Ibu pertiwi sedang tidak baik-baik saja. Kalimat ini jadi caption yang lumayan sering aku lihat di akun sosial media teman-teman. Yup, saat ini Indonesia memang sedang tidak baik-baik saja. Belum pulih sepenuhnya dari dampak akibat pandemic Covid-19, beberapa waktu lalu bencana alam pun datang bertubi-tubi. Mulai dari Gempa bumi di Cianjur, gempa bumi di Garut sampai yang terbaru erupsi gunung semeru.
Sebagai warga negara Indonesia, Sebagian
besar dari kita tuh sebenarnya ya sudah paham kalau tanah yang dipijak ini
berada dalam wilayah ring of fire atau cincin api dunia. Artinya, kita tau
betul bahwa bencana alam akan sering terjadi di bumi pertiwi ini, baik itu
gempa bumi, tanah longsor sampai erupsi gunung berapi. Edukasi dan sosialisasi
tentang ini pun sudah sering didapatkan, tapi sayangnya rasa panik saat bencana
terjadi tak jarang membuat semua edukasi itu menguap entah kemana. Oleh karena
itu edukasi tentang mitigasi bencana alam harus terus dilakukan secara
inklusif.
Saat terjadi gempa bumi yang
berpusat di daratan Cianjur, kebetulan aku sedang tidur siang di rumah. Kekuatan
gempa yang lumayan terasa hingga ke Bekasi itu cukup untuk membuatku terbangun
dari tidur dan langsung membimbing anak-anak keluar rumah. Jika dibandingkan
dengan Cianjur, gempa yang terasa di Bekasi ini jelas tidak ada apa-apa nya,
tapi segitu saja sudah cukup untuk membuatku panik. Apalagi mereka yang di
Cianjur ya, kebayang deh bagaimana paniknya.
Ketika terjadi bencana alam,
salah satunya seperti gempa bumi, kemungkinan kita hanya punya waktu yang
singkat untuk menyelamatkan diri. Jujur, aku langsung terpikir, bagaimana
dengan teman-teman disabilitas atau orang yang pernah mengalami kusta (OYPMK)? Wong
kita yang sehat aja masih suka panik dalam menghadapi bencana, apalagi mereka
ya, hiks.
Berangkat dari rasa penasaran
pada hal ini, beberapa waktu lalu aku pun mengikuti talkshow melalui youtube
live Ruang Publik KBR. Di talkshow tersebut aku mendengar langsung paparan dari
Bapak Pagarso, Direktur Direktorat Kesiapsiagaan BNPB dan Mas Bejo, ketua
Konsorsium Peduli Disabilitas dan Kusta (Pelita). Ada banyak insight baru soal
mitigasi bencana terutama bagi teman-teman disabilitas dan OYPMK yang aku dapat
dari talkshow tersebut.
Mas Bejo sempat meceritakan bagaimana
ia menyelamatkan diri nya sendiri saat terjadi gempa di Bantul beberapa waktu
lalu. Ia pun menceritakan soal banyak nya teman-teman disabilitas dan OYPMK
yang membutuhkan pertolongan saat bencana terjadi. Sayangnya, Ketika terjadi
bencana alam, semua sibuk menyelamatkan diri hingga tak jarang teman-teman
disabilitas dan OYPMK ini jadi terlupakan.
Oleh karena itu butuh edukasi yang
lebih inklusif tentang mitigasi bencana alam, terutama bagi teman-teman disabilitas
dan OYPMK ini.
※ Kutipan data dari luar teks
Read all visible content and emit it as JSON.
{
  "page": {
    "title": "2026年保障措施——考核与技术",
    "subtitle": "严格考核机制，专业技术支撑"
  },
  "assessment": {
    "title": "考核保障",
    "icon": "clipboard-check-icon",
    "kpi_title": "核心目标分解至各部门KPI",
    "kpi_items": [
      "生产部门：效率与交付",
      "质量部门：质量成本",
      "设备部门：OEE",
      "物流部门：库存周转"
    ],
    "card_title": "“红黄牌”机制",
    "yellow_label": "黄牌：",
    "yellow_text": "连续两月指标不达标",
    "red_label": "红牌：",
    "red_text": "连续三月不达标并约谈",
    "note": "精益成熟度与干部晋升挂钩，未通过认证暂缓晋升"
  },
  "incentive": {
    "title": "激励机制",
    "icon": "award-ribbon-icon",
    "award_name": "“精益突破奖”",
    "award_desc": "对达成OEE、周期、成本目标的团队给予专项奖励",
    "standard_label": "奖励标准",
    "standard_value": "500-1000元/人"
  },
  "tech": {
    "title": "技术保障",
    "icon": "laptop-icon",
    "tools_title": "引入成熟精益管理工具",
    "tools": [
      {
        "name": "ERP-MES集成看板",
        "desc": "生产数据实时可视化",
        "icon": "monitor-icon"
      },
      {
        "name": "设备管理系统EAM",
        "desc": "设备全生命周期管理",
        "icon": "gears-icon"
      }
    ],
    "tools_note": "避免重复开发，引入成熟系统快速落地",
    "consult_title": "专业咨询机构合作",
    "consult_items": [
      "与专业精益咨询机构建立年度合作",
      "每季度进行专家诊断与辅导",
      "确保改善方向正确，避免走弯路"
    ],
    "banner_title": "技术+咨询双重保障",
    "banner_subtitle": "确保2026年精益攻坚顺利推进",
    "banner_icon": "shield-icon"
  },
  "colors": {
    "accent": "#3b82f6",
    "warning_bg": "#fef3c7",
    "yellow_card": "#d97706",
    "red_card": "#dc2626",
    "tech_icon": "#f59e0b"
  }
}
Teman-teman dengan keterbatasannya ini pun berhak mendapat
edukasi soal apa yang harus dilakukan saat bencana, karena biar bagaimanapun
orang pertama yang bisa menyelamatkan diri Ketika terjadi bencana adalah diri
sendiri.
Tak hanya untuk diri sendiri
saja, Ketika sudah berhasil selamat dari bencana, Sebagian besar dari
teman-teman disabilitas pun memiliki keinginan untuk bisa membantu masyarakat
luas, tentunya dengan menyesuaikan kondisi mereka masing-masing. Keren ya,
ditengah keterbatasannya, mereka masih memiliki keinginan untuk membantu sesame.
Jujur, mendengar cerita dari mas bejo aku agak tersentil.
Sebenarnya pemerintah sendiri pun
sudah sejak dulu menggalakan edukasi terkait mitigasi benacan alam untuk
berbagai pihak. Sebagai contoh di kurikulum sekolah pun sudah ada info terkait
ini. Hanya saja mungkin kurang inklusif lagi. Semoga ke depannya, edukasi
tentang ini terus digaungkan lagi yaa.